Either their mechanism is wrong or this sporadic sampling is giving the wrong impression (I wonder if the circumpolar wave is skewing their measurements?). Satellite measures tell us unequivocally that Antarctic sea ice has been slowly increasing for many decades, so production of super-cold dense brine should also be increasing but:

AUSTRALIAN historian and lyrical Antarctic observer Tom Griffiths once likened Antarctica to a giant, breathing organism clamped to the base of the globe, a ”billowing creature rhythmically expanding and contracting” from winter to summer.

”When the surface of the sea turns to ice, it releases a dense brine that plunges to the ocean depths, and that thrust of salty water to the sea floor is the piston-stroke that drives the engine of ocean circulation, sending cold Antarctic bottom-water northwards, even infiltrating the northern hemisphere,” he wrote in his award-winning book documenting a voyage through the southern ice, Slicing the Silence.

Last summer, scientists on another voyage into the high latitudes – one coinciding with the centenary of Sir Douglas Mawson’s Australian Antarctic Expedition – continued in Mawson’s footsteps, collecting measurements and observations across a route from Hobart due south to the end of the earth, then north to Fremantle.

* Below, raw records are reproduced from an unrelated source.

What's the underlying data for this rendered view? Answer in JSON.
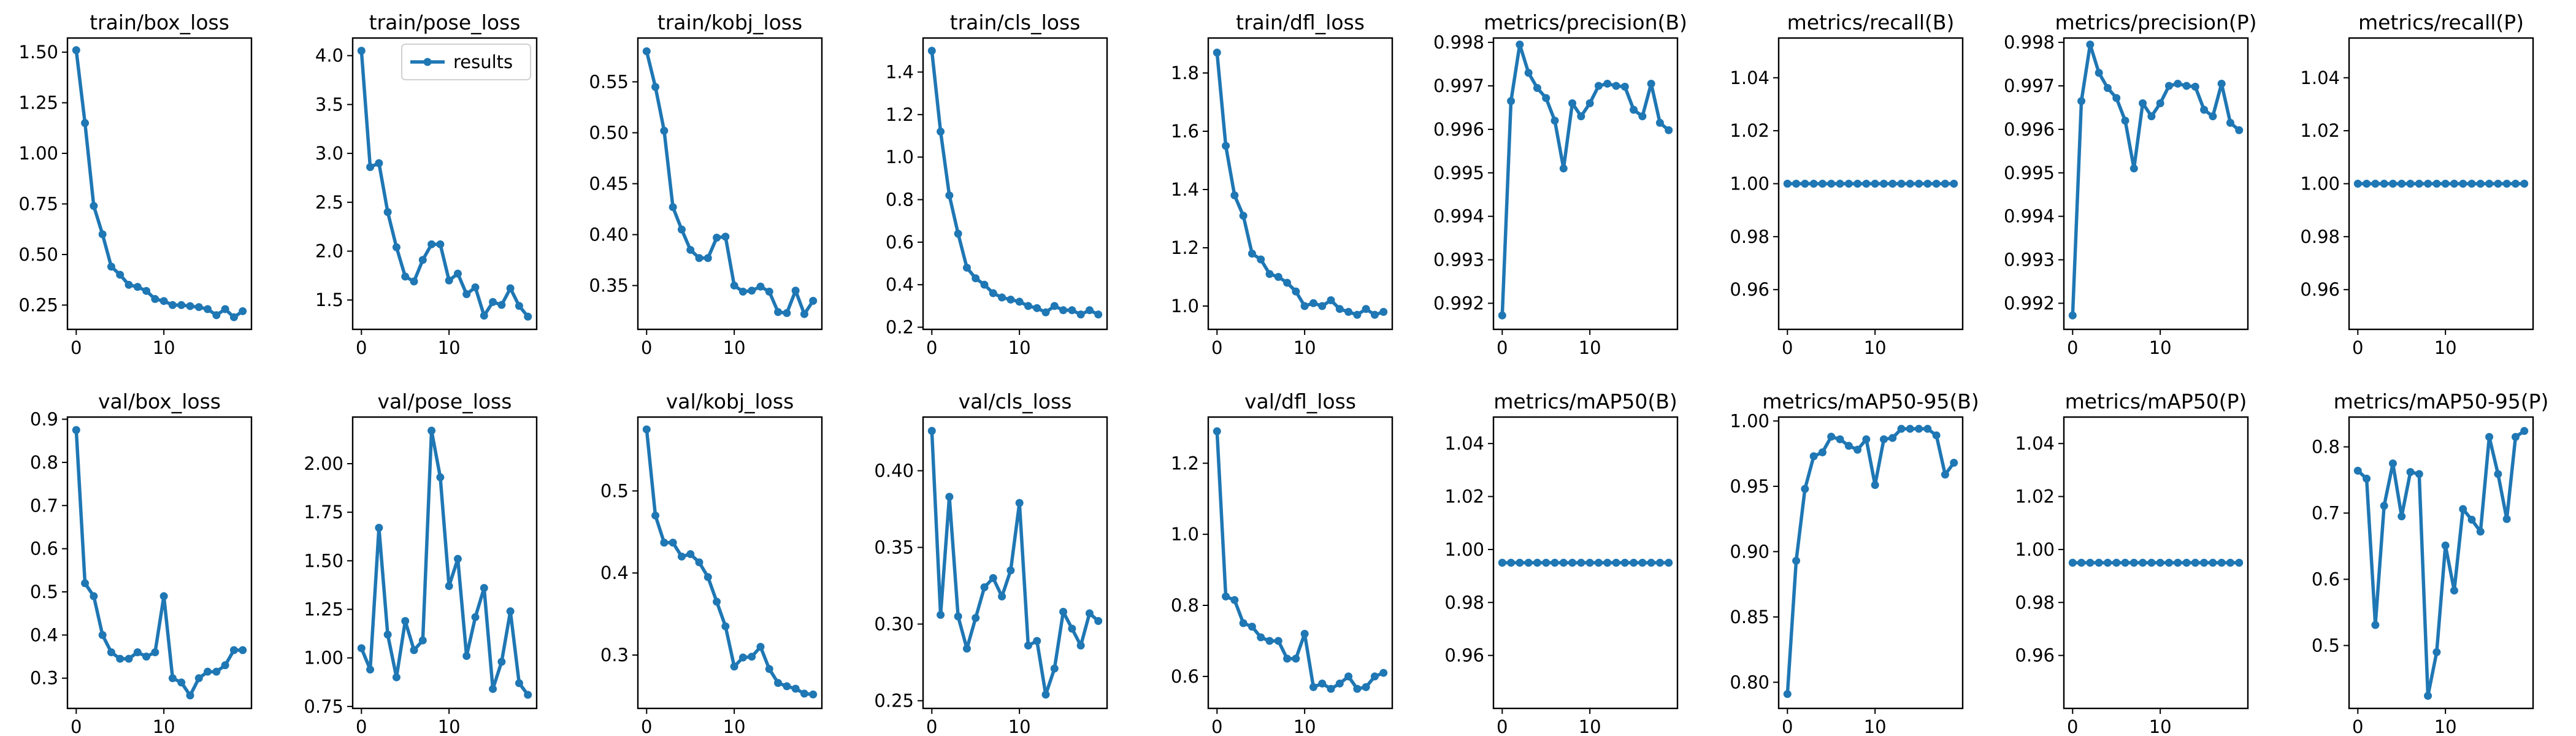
{
  "figure": {
    "legend_label": "results",
    "series_color": "#1f77b4"
  },
  "chart_data": [
    {
      "type": "line",
      "title": "train/box_loss",
      "x": [
        0,
        1,
        2,
        3,
        4,
        5,
        6,
        7,
        8,
        9,
        10,
        11,
        12,
        13,
        14,
        15,
        16,
        17,
        18,
        19
      ],
      "values": [
        1.51,
        1.15,
        0.74,
        0.6,
        0.44,
        0.4,
        0.35,
        0.34,
        0.32,
        0.28,
        0.27,
        0.25,
        0.25,
        0.245,
        0.24,
        0.23,
        0.2,
        0.23,
        0.19,
        0.22
      ],
      "xlim": [
        -1,
        20
      ],
      "ylim": [
        0.13,
        1.57
      ],
      "xticks": [
        0,
        10
      ],
      "xtick_labels": [
        "0",
        "10"
      ],
      "yticks": [
        0.25,
        0.5,
        0.75,
        1.0,
        1.25,
        1.5
      ],
      "ytick_labels": [
        "0.25",
        "0.50",
        "0.75",
        "1.00",
        "1.25",
        "1.50"
      ],
      "legend": false
    },
    {
      "type": "line",
      "title": "train/pose_loss",
      "x": [
        0,
        1,
        2,
        3,
        4,
        5,
        6,
        7,
        8,
        9,
        10,
        11,
        12,
        13,
        14,
        15,
        16,
        17,
        18,
        19
      ],
      "values": [
        4.05,
        2.86,
        2.9,
        2.4,
        2.04,
        1.74,
        1.69,
        1.91,
        2.07,
        2.07,
        1.7,
        1.77,
        1.56,
        1.63,
        1.34,
        1.48,
        1.45,
        1.62,
        1.44,
        1.33
      ],
      "xlim": [
        -1,
        20
      ],
      "ylim": [
        1.2,
        4.18
      ],
      "xticks": [
        0,
        10
      ],
      "xtick_labels": [
        "0",
        "10"
      ],
      "yticks": [
        1.5,
        2.0,
        2.5,
        3.0,
        3.5,
        4.0
      ],
      "ytick_labels": [
        "1.5",
        "2.0",
        "2.5",
        "3.0",
        "3.5",
        "4.0"
      ],
      "legend": true
    },
    {
      "type": "line",
      "title": "train/kobj_loss",
      "x": [
        0,
        1,
        2,
        3,
        4,
        5,
        6,
        7,
        8,
        9,
        10,
        11,
        12,
        13,
        14,
        15,
        16,
        17,
        18,
        19
      ],
      "values": [
        0.58,
        0.545,
        0.502,
        0.427,
        0.405,
        0.385,
        0.377,
        0.377,
        0.397,
        0.398,
        0.35,
        0.344,
        0.345,
        0.349,
        0.344,
        0.324,
        0.323,
        0.345,
        0.322,
        0.335
      ],
      "xlim": [
        -1,
        20
      ],
      "ylim": [
        0.307,
        0.593
      ],
      "xticks": [
        0,
        10
      ],
      "xtick_labels": [
        "0",
        "10"
      ],
      "yticks": [
        0.35,
        0.4,
        0.45,
        0.5,
        0.55
      ],
      "ytick_labels": [
        "0.35",
        "0.40",
        "0.45",
        "0.50",
        "0.55"
      ],
      "legend": false
    },
    {
      "type": "line",
      "title": "train/cls_loss",
      "x": [
        0,
        1,
        2,
        3,
        4,
        5,
        6,
        7,
        8,
        9,
        10,
        11,
        12,
        13,
        14,
        15,
        16,
        17,
        18,
        19
      ],
      "values": [
        1.5,
        1.12,
        0.82,
        0.64,
        0.48,
        0.43,
        0.4,
        0.36,
        0.34,
        0.33,
        0.32,
        0.3,
        0.29,
        0.27,
        0.3,
        0.28,
        0.28,
        0.26,
        0.28,
        0.26
      ],
      "xlim": [
        -1,
        20
      ],
      "ylim": [
        0.19,
        1.56
      ],
      "xticks": [
        0,
        10
      ],
      "xtick_labels": [
        "0",
        "10"
      ],
      "yticks": [
        0.2,
        0.4,
        0.6,
        0.8,
        1.0,
        1.2,
        1.4
      ],
      "ytick_labels": [
        "0.2",
        "0.4",
        "0.6",
        "0.8",
        "1.0",
        "1.2",
        "1.4"
      ],
      "legend": false
    },
    {
      "type": "line",
      "title": "train/dfl_loss",
      "x": [
        0,
        1,
        2,
        3,
        4,
        5,
        6,
        7,
        8,
        9,
        10,
        11,
        12,
        13,
        14,
        15,
        16,
        17,
        18,
        19
      ],
      "values": [
        1.87,
        1.55,
        1.38,
        1.31,
        1.18,
        1.16,
        1.11,
        1.1,
        1.08,
        1.05,
        1.0,
        1.01,
        1.0,
        1.02,
        0.99,
        0.98,
        0.97,
        0.99,
        0.97,
        0.98
      ],
      "xlim": [
        -1,
        20
      ],
      "ylim": [
        0.92,
        1.92
      ],
      "xticks": [
        0,
        10
      ],
      "xtick_labels": [
        "0",
        "10"
      ],
      "yticks": [
        1.0,
        1.2,
        1.4,
        1.6,
        1.8
      ],
      "ytick_labels": [
        "1.0",
        "1.2",
        "1.4",
        "1.6",
        "1.8"
      ],
      "legend": false
    },
    {
      "type": "line",
      "title": "metrics/precision(B)",
      "x": [
        0,
        1,
        2,
        3,
        4,
        5,
        6,
        7,
        8,
        9,
        10,
        11,
        12,
        13,
        14,
        15,
        16,
        17,
        18,
        19
      ],
      "values": [
        0.99172,
        0.99665,
        0.99795,
        0.9973,
        0.99695,
        0.99672,
        0.9962,
        0.9951,
        0.9966,
        0.9963,
        0.9966,
        0.997,
        0.99705,
        0.997,
        0.99698,
        0.99645,
        0.9963,
        0.99705,
        0.99615,
        0.99598
      ],
      "xlim": [
        -1,
        20
      ],
      "ylim": [
        0.9914,
        0.9981
      ],
      "xticks": [
        0,
        10
      ],
      "xtick_labels": [
        "0",
        "10"
      ],
      "yticks": [
        0.992,
        0.993,
        0.994,
        0.995,
        0.996,
        0.997,
        0.998
      ],
      "ytick_labels": [
        "0.992",
        "0.993",
        "0.994",
        "0.995",
        "0.996",
        "0.997",
        "0.998"
      ],
      "legend": false
    },
    {
      "type": "line",
      "title": "metrics/recall(B)",
      "x": [
        0,
        1,
        2,
        3,
        4,
        5,
        6,
        7,
        8,
        9,
        10,
        11,
        12,
        13,
        14,
        15,
        16,
        17,
        18,
        19
      ],
      "values": [
        1,
        1,
        1,
        1,
        1,
        1,
        1,
        1,
        1,
        1,
        1,
        1,
        1,
        1,
        1,
        1,
        1,
        1,
        1,
        1
      ],
      "xlim": [
        -1,
        20
      ],
      "ylim": [
        0.945,
        1.055
      ],
      "xticks": [
        0,
        10
      ],
      "xtick_labels": [
        "0",
        "10"
      ],
      "yticks": [
        0.96,
        0.98,
        1.0,
        1.02,
        1.04
      ],
      "ytick_labels": [
        "0.96",
        "0.98",
        "1.00",
        "1.02",
        "1.04"
      ],
      "legend": false
    },
    {
      "type": "line",
      "title": "metrics/precision(P)",
      "x": [
        0,
        1,
        2,
        3,
        4,
        5,
        6,
        7,
        8,
        9,
        10,
        11,
        12,
        13,
        14,
        15,
        16,
        17,
        18,
        19
      ],
      "values": [
        0.99172,
        0.99665,
        0.99795,
        0.9973,
        0.99695,
        0.99672,
        0.9962,
        0.9951,
        0.9966,
        0.9963,
        0.9966,
        0.997,
        0.99705,
        0.997,
        0.99698,
        0.99645,
        0.9963,
        0.99705,
        0.99615,
        0.99598
      ],
      "xlim": [
        -1,
        20
      ],
      "ylim": [
        0.9914,
        0.9981
      ],
      "xticks": [
        0,
        10
      ],
      "xtick_labels": [
        "0",
        "10"
      ],
      "yticks": [
        0.992,
        0.993,
        0.994,
        0.995,
        0.996,
        0.997,
        0.998
      ],
      "ytick_labels": [
        "0.992",
        "0.993",
        "0.994",
        "0.995",
        "0.996",
        "0.997",
        "0.998"
      ],
      "legend": false
    },
    {
      "type": "line",
      "title": "metrics/recall(P)",
      "x": [
        0,
        1,
        2,
        3,
        4,
        5,
        6,
        7,
        8,
        9,
        10,
        11,
        12,
        13,
        14,
        15,
        16,
        17,
        18,
        19
      ],
      "values": [
        1,
        1,
        1,
        1,
        1,
        1,
        1,
        1,
        1,
        1,
        1,
        1,
        1,
        1,
        1,
        1,
        1,
        1,
        1,
        1
      ],
      "xlim": [
        -1,
        20
      ],
      "ylim": [
        0.945,
        1.055
      ],
      "xticks": [
        0,
        10
      ],
      "xtick_labels": [
        "0",
        "10"
      ],
      "yticks": [
        0.96,
        0.98,
        1.0,
        1.02,
        1.04
      ],
      "ytick_labels": [
        "0.96",
        "0.98",
        "1.00",
        "1.02",
        "1.04"
      ],
      "legend": false
    },
    {
      "type": "line",
      "title": "val/box_loss",
      "x": [
        0,
        1,
        2,
        3,
        4,
        5,
        6,
        7,
        8,
        9,
        10,
        11,
        12,
        13,
        14,
        15,
        16,
        17,
        18,
        19
      ],
      "values": [
        0.875,
        0.52,
        0.49,
        0.4,
        0.36,
        0.345,
        0.345,
        0.36,
        0.35,
        0.36,
        0.49,
        0.3,
        0.29,
        0.26,
        0.3,
        0.315,
        0.315,
        0.33,
        0.365,
        0.365
      ],
      "xlim": [
        -1,
        20
      ],
      "ylim": [
        0.23,
        0.905
      ],
      "xticks": [
        0,
        10
      ],
      "xtick_labels": [
        "0",
        "10"
      ],
      "yticks": [
        0.3,
        0.4,
        0.5,
        0.6,
        0.7,
        0.8,
        0.9
      ],
      "ytick_labels": [
        "0.3",
        "0.4",
        "0.5",
        "0.6",
        "0.7",
        "0.8",
        "0.9"
      ],
      "legend": false
    },
    {
      "type": "line",
      "title": "val/pose_loss",
      "x": [
        0,
        1,
        2,
        3,
        4,
        5,
        6,
        7,
        8,
        9,
        10,
        11,
        12,
        13,
        14,
        15,
        16,
        17,
        18,
        19
      ],
      "values": [
        1.05,
        0.94,
        1.67,
        1.12,
        0.9,
        1.19,
        1.04,
        1.09,
        2.17,
        1.93,
        1.37,
        1.51,
        1.01,
        1.21,
        1.36,
        0.84,
        0.98,
        1.24,
        0.87,
        0.81
      ],
      "xlim": [
        -1,
        20
      ],
      "ylim": [
        0.74,
        2.24
      ],
      "xticks": [
        0,
        10
      ],
      "xtick_labels": [
        "0",
        "10"
      ],
      "yticks": [
        0.75,
        1.0,
        1.25,
        1.5,
        1.75,
        2.0
      ],
      "ytick_labels": [
        "0.75",
        "1.00",
        "1.25",
        "1.50",
        "1.75",
        "2.00"
      ],
      "legend": false
    },
    {
      "type": "line",
      "title": "val/kobj_loss",
      "x": [
        0,
        1,
        2,
        3,
        4,
        5,
        6,
        7,
        8,
        9,
        10,
        11,
        12,
        13,
        14,
        15,
        16,
        17,
        18,
        19
      ],
      "values": [
        0.575,
        0.47,
        0.437,
        0.437,
        0.42,
        0.423,
        0.413,
        0.395,
        0.365,
        0.335,
        0.286,
        0.297,
        0.298,
        0.31,
        0.283,
        0.266,
        0.262,
        0.259,
        0.253,
        0.252
      ],
      "xlim": [
        -1,
        20
      ],
      "ylim": [
        0.235,
        0.59
      ],
      "xticks": [
        0,
        10
      ],
      "xtick_labels": [
        "0",
        "10"
      ],
      "yticks": [
        0.3,
        0.4,
        0.5
      ],
      "ytick_labels": [
        "0.3",
        "0.4",
        "0.5"
      ],
      "legend": false
    },
    {
      "type": "line",
      "title": "val/cls_loss",
      "x": [
        0,
        1,
        2,
        3,
        4,
        5,
        6,
        7,
        8,
        9,
        10,
        11,
        12,
        13,
        14,
        15,
        16,
        17,
        18,
        19
      ],
      "values": [
        0.426,
        0.306,
        0.383,
        0.305,
        0.284,
        0.304,
        0.324,
        0.33,
        0.318,
        0.335,
        0.379,
        0.286,
        0.289,
        0.254,
        0.271,
        0.308,
        0.297,
        0.286,
        0.307,
        0.302
      ],
      "xlim": [
        -1,
        20
      ],
      "ylim": [
        0.245,
        0.435
      ],
      "xticks": [
        0,
        10
      ],
      "xtick_labels": [
        "0",
        "10"
      ],
      "yticks": [
        0.25,
        0.3,
        0.35,
        0.4
      ],
      "ytick_labels": [
        "0.25",
        "0.30",
        "0.35",
        "0.40"
      ],
      "legend": false
    },
    {
      "type": "line",
      "title": "val/dfl_loss",
      "x": [
        0,
        1,
        2,
        3,
        4,
        5,
        6,
        7,
        8,
        9,
        10,
        11,
        12,
        13,
        14,
        15,
        16,
        17,
        18,
        19
      ],
      "values": [
        1.29,
        0.825,
        0.815,
        0.75,
        0.74,
        0.71,
        0.7,
        0.7,
        0.65,
        0.65,
        0.72,
        0.57,
        0.58,
        0.565,
        0.58,
        0.6,
        0.565,
        0.57,
        0.6,
        0.61
      ],
      "xlim": [
        -1,
        20
      ],
      "ylim": [
        0.51,
        1.33
      ],
      "xticks": [
        0,
        10
      ],
      "xtick_labels": [
        "0",
        "10"
      ],
      "yticks": [
        0.6,
        0.8,
        1.0,
        1.2
      ],
      "ytick_labels": [
        "0.6",
        "0.8",
        "1.0",
        "1.2"
      ],
      "legend": false
    },
    {
      "type": "line",
      "title": "metrics/mAP50(B)",
      "x": [
        0,
        1,
        2,
        3,
        4,
        5,
        6,
        7,
        8,
        9,
        10,
        11,
        12,
        13,
        14,
        15,
        16,
        17,
        18,
        19
      ],
      "values": [
        0.995,
        0.995,
        0.995,
        0.995,
        0.995,
        0.995,
        0.995,
        0.995,
        0.995,
        0.995,
        0.995,
        0.995,
        0.995,
        0.995,
        0.995,
        0.995,
        0.995,
        0.995,
        0.995,
        0.995
      ],
      "xlim": [
        -1,
        20
      ],
      "ylim": [
        0.94,
        1.05
      ],
      "xticks": [
        0,
        10
      ],
      "xtick_labels": [
        "0",
        "10"
      ],
      "yticks": [
        0.96,
        0.98,
        1.0,
        1.02,
        1.04
      ],
      "ytick_labels": [
        "0.96",
        "0.98",
        "1.00",
        "1.02",
        "1.04"
      ],
      "legend": false
    },
    {
      "type": "line",
      "title": "metrics/mAP50-95(B)",
      "x": [
        0,
        1,
        2,
        3,
        4,
        5,
        6,
        7,
        8,
        9,
        10,
        11,
        12,
        13,
        14,
        15,
        16,
        17,
        18,
        19
      ],
      "values": [
        0.791,
        0.893,
        0.948,
        0.973,
        0.976,
        0.988,
        0.986,
        0.981,
        0.978,
        0.986,
        0.951,
        0.986,
        0.987,
        0.994,
        0.994,
        0.994,
        0.994,
        0.989,
        0.959,
        0.968
      ],
      "xlim": [
        -1,
        20
      ],
      "ylim": [
        0.78,
        1.003
      ],
      "xticks": [
        0,
        10
      ],
      "xtick_labels": [
        "0",
        "10"
      ],
      "yticks": [
        0.8,
        0.85,
        0.9,
        0.95,
        1.0
      ],
      "ytick_labels": [
        "0.80",
        "0.85",
        "0.90",
        "0.95",
        "1.00"
      ],
      "legend": false
    },
    {
      "type": "line",
      "title": "metrics/mAP50(P)",
      "x": [
        0,
        1,
        2,
        3,
        4,
        5,
        6,
        7,
        8,
        9,
        10,
        11,
        12,
        13,
        14,
        15,
        16,
        17,
        18,
        19
      ],
      "values": [
        0.995,
        0.995,
        0.995,
        0.995,
        0.995,
        0.995,
        0.995,
        0.995,
        0.995,
        0.995,
        0.995,
        0.995,
        0.995,
        0.995,
        0.995,
        0.995,
        0.995,
        0.995,
        0.995,
        0.995
      ],
      "xlim": [
        -1,
        20
      ],
      "ylim": [
        0.94,
        1.05
      ],
      "xticks": [
        0,
        10
      ],
      "xtick_labels": [
        "0",
        "10"
      ],
      "yticks": [
        0.96,
        0.98,
        1.0,
        1.02,
        1.04
      ],
      "ytick_labels": [
        "0.96",
        "0.98",
        "1.00",
        "1.02",
        "1.04"
      ],
      "legend": false
    },
    {
      "type": "line",
      "title": "metrics/mAP50-95(P)",
      "x": [
        0,
        1,
        2,
        3,
        4,
        5,
        6,
        7,
        8,
        9,
        10,
        11,
        12,
        13,
        14,
        15,
        16,
        17,
        18,
        19
      ],
      "values": [
        0.764,
        0.752,
        0.531,
        0.711,
        0.775,
        0.695,
        0.762,
        0.759,
        0.424,
        0.49,
        0.651,
        0.583,
        0.706,
        0.69,
        0.672,
        0.815,
        0.759,
        0.691,
        0.815,
        0.824
      ],
      "xlim": [
        -1,
        20
      ],
      "ylim": [
        0.405,
        0.845
      ],
      "xticks": [
        0,
        10
      ],
      "xtick_labels": [
        "0",
        "10"
      ],
      "yticks": [
        0.5,
        0.6,
        0.7,
        0.8
      ],
      "ytick_labels": [
        "0.5",
        "0.6",
        "0.7",
        "0.8"
      ],
      "legend": false
    }
  ]
}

A particular preoccupation was reaching deep into the Southern Ocean abyss to collect and analyse samples of Antarctic bottom-water, the density of which is determined by coldness and salinity.

Preliminary analysis of the material that the team hauled back on board the icebreaker Aurora Australis over 25 arduous days – working round-the-clock shifts to collect measurements from the ocean floor at 77 sites – indicates that the character of the deep ocean is changing profoundly. The densest waters in the world are gradually disappearing and being replaced by less dense waters.

Yesterday the chief scientist of this latest expedition, Dr Steve Rintoul of CSIRO and the Antarctic Climate and Ecosystems CRC, reported his team’s findings back to a meeting of the Australian Academy of Science convened in Canberra to mark 100 years of Antarctic science.

“It’s a clear signal to us that the oceans are responding rapidly to variations in climate in polar regions. The sinking of dense water around Antarctica is part of a global pattern of ocean currents that has a strong influence on climate, so evidence that these waters are changing is important,” Rintoul says.